‘Frankenchrist’: The album cover that bankrupted a record label

Most of the time, when an album nearly bankrupts an independent label, it’s because of the costs of making the music.

I mean, what else could it be?! Making an album is rarely a cheap affair. You need rehearsal space to work out the material. A recording studio to, er, record it. Producers and engineers to work on it. A PR campaign to promote it, then a hundred thousand other unforeseen costs that come at you from all sides. All the while paying the ungrateful fucks you signed to make it a king’s ransom to sit around getting baked while waiting for “inspiration” to strike.

Of course, a major record label can afford to take these losses. They’ve got, I dunno, Sam Fender three studios down who’ll make them more in first week sales than you’ll make them in your entire career. That doesn’t mean they won’t drop your sorry arse back onto the dole, or worse, Cooking Vinyl if you don’t make them any cash. Think of the real victims here; those yachts don’t pay for themselves. Where this really becomes a problem is the intensely precarious world of independent record labels.

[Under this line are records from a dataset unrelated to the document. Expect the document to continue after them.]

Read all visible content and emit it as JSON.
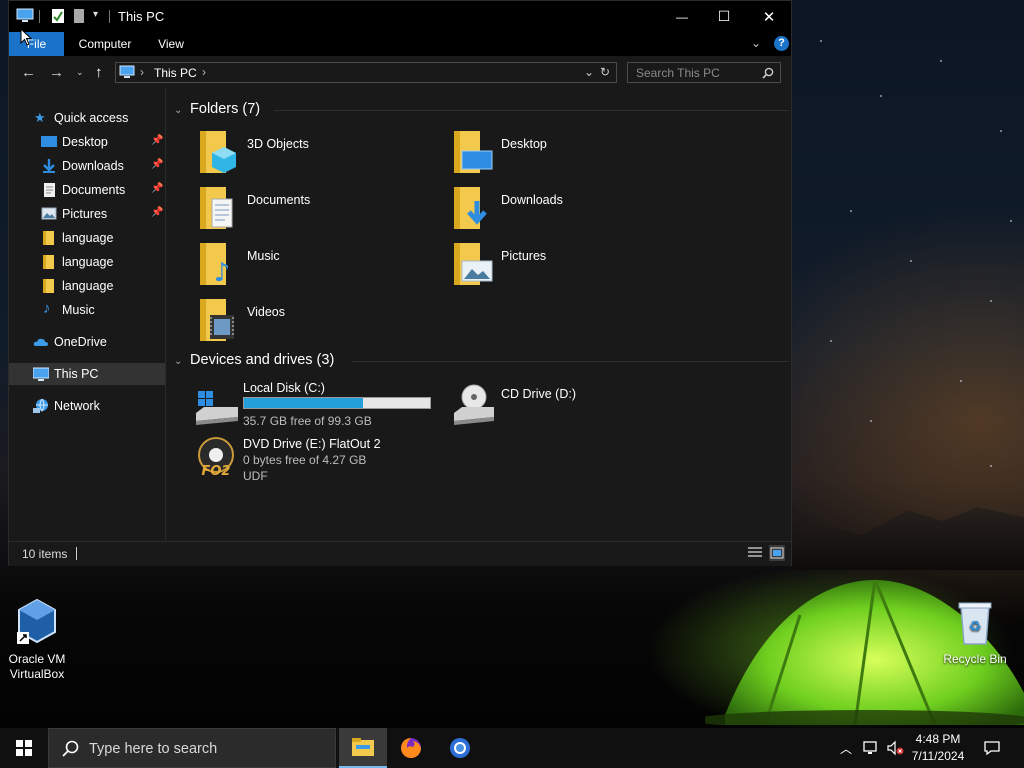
{
  "window": {
    "title": "This PC",
    "controls": {
      "minimize": "—",
      "maximize": "☐",
      "close": "✕"
    }
  },
  "ribbon": {
    "tabs": [
      "File",
      "Computer",
      "View"
    ],
    "help": "?"
  },
  "address": {
    "location": "This PC",
    "search_placeholder": "Search This PC"
  },
  "nav": {
    "quick_access": "Quick access",
    "items": [
      {
        "label": "Desktop",
        "icon": "desktop-icon",
        "pinned": true
      },
      {
        "label": "Downloads",
        "icon": "downloads-icon",
        "pinned": true
      },
      {
        "label": "Documents",
        "icon": "documents-icon",
        "pinned": true
      },
      {
        "label": "Pictures",
        "icon": "pictures-icon",
        "pinned": true
      },
      {
        "label": "language",
        "icon": "folder-icon",
        "pinned": false
      },
      {
        "label": "language",
        "icon": "folder-icon",
        "pinned": false
      },
      {
        "label": "language",
        "icon": "folder-icon",
        "pinned": false
      },
      {
        "label": "Music",
        "icon": "music-icon",
        "pinned": false
      }
    ],
    "onedrive": "OneDrive",
    "this_pc": "This PC",
    "network": "Network"
  },
  "folders": {
    "header": "Folders (7)",
    "items": [
      {
        "label": "3D Objects",
        "icon": "3d-objects-icon"
      },
      {
        "label": "Desktop",
        "icon": "desktop-folder-icon"
      },
      {
        "label": "Documents",
        "icon": "documents-folder-icon"
      },
      {
        "label": "Downloads",
        "icon": "downloads-folder-icon"
      },
      {
        "label": "Music",
        "icon": "music-folder-icon"
      },
      {
        "label": "Pictures",
        "icon": "pictures-folder-icon"
      },
      {
        "label": "Videos",
        "icon": "videos-folder-icon"
      }
    ]
  },
  "drives": {
    "header": "Devices and drives (3)",
    "items": [
      {
        "name": "Local Disk (C:)",
        "free": "35.7 GB free of 99.3 GB",
        "used_fraction": 0.64,
        "icon": "local-disk-icon"
      },
      {
        "name": "CD Drive (D:)",
        "icon": "cd-drive-icon"
      },
      {
        "name": "DVD Drive (E:) FlatOut 2",
        "free": "0 bytes free of 4.27 GB",
        "fs": "UDF",
        "icon": "flatout2-disc-icon"
      }
    ]
  },
  "status": {
    "count": "10 items"
  },
  "desktop": {
    "icons": [
      {
        "label": "Oracle VM VirtualBox",
        "icon": "virtualbox-icon"
      },
      {
        "label": "Recycle Bin",
        "icon": "recycle-bin-icon"
      }
    ]
  },
  "taskbar": {
    "search_placeholder": "Type here to search",
    "time": "4:48 PM",
    "date": "7/11/2024"
  },
  "colors": {
    "accent": "#1a73c9",
    "bar_fill": "#26a0da",
    "folder": "#f2c94c"
  }
}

Those precious few labels are big enough to make an album that the masses could take to heart, but small enough that if something goes kaput, the entire company would pay for it. The most infamous example of this is My Bloody Valentine basically bankrupting Creation Records while making Loveless. It just goes to show how much of a tightrope walk running an indie label is, though, that one can be bankrupted through different means, too.

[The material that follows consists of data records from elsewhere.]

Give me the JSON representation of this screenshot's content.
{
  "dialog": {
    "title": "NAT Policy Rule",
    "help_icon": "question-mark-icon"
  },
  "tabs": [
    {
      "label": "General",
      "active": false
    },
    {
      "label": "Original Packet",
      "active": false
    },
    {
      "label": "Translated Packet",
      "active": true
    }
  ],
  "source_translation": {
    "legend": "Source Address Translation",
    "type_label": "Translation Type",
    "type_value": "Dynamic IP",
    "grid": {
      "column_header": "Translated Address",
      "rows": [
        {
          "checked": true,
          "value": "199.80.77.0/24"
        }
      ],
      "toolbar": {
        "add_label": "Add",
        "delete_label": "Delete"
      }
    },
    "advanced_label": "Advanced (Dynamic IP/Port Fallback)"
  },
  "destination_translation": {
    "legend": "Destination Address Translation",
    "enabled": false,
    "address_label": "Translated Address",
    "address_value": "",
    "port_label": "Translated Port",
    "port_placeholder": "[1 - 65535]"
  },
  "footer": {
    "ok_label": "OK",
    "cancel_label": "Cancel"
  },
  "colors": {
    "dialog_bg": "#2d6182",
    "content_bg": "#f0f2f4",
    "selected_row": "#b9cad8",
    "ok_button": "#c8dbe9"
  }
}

The band responsible? The Dead Kennedys. Because obviously.

Frankenchrist- The album cover that bankrupted a record label
Credit: Dead Kennedys

How did a Dead Kennedys album bankrupt their label?

One would assume that, at least on a technical level, making any kind of hardcore record wouldn’t be that much of a risk. All the rehearsal and writing can be done on the road/in their mom’s basement, then you shut them up in a garret with a four track recorder in it, then chuck their first takes into a pressing plant, put a big middle finger on the cover and Bob’s your uncle, hardcore album done, onto the road we go, right? Well, putting aside the fact that the Dead Kennedys were always a more complex band than most hardcore chuggers, their 1985 album Frankenchrist proved that assumption false with aplomb.

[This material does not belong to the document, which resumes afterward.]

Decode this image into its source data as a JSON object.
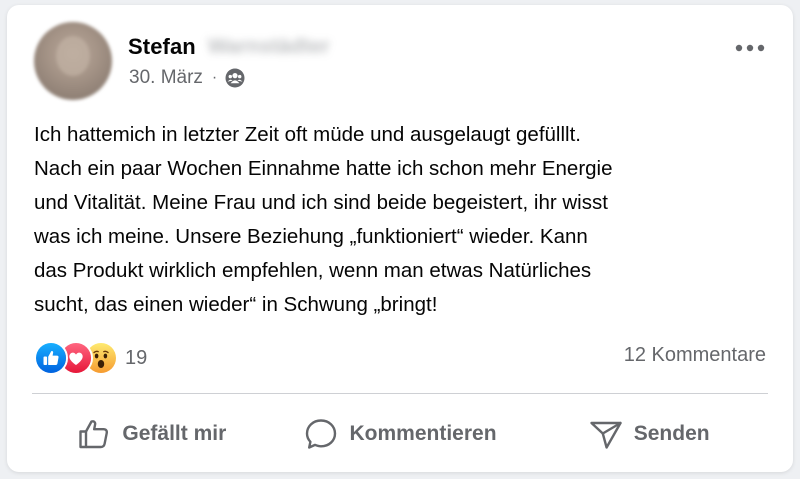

Kennedys singer, being the unruly little scamp that he is, the moment that he saw the HR Giger print Landscape #XX, he knew he’d seen the cover of his band’s next album. This is despite the fact that the print looks like a magic eye picture consisting entirely of penises fucking vaginas in stark grey and black. At least one of them is wearing a condom; safe sex is important after all. Despite Giger giving the band his blessing, the band’s label, the hilariously named in context Alternative Tentacles, flatly refused.

Biafra being Biafra, he didn’t back down and eventually, an agreement was reached. The artwork wouldn’t be the cover, but it would be housed as a poster in the album, which would be shrink-wrapped in stores so no one who didn’t buy the album would see it, with a sticker placed on the album warning people of its contents. Then people bought the album. Oh fuck. Quite literally.

Yeah, turns out there was no warning strong enough for that poster, and people were absolutely scandalised, especially parents who’d brought the album for their kids. One wonders what they expected from an album called Frankenchrist, but logic is rarely these people’s strong suit. Biafra was immediately sued by a number of horrified parents for distributing harmful images to minors, and their label nearly went bankrupt fighting the case. Thankfully, due to a hung jury, Biafra was not found guilty, and the charges were not re-filed.

Such is life in independent music. You never know where the next threat to your existence is going to come from.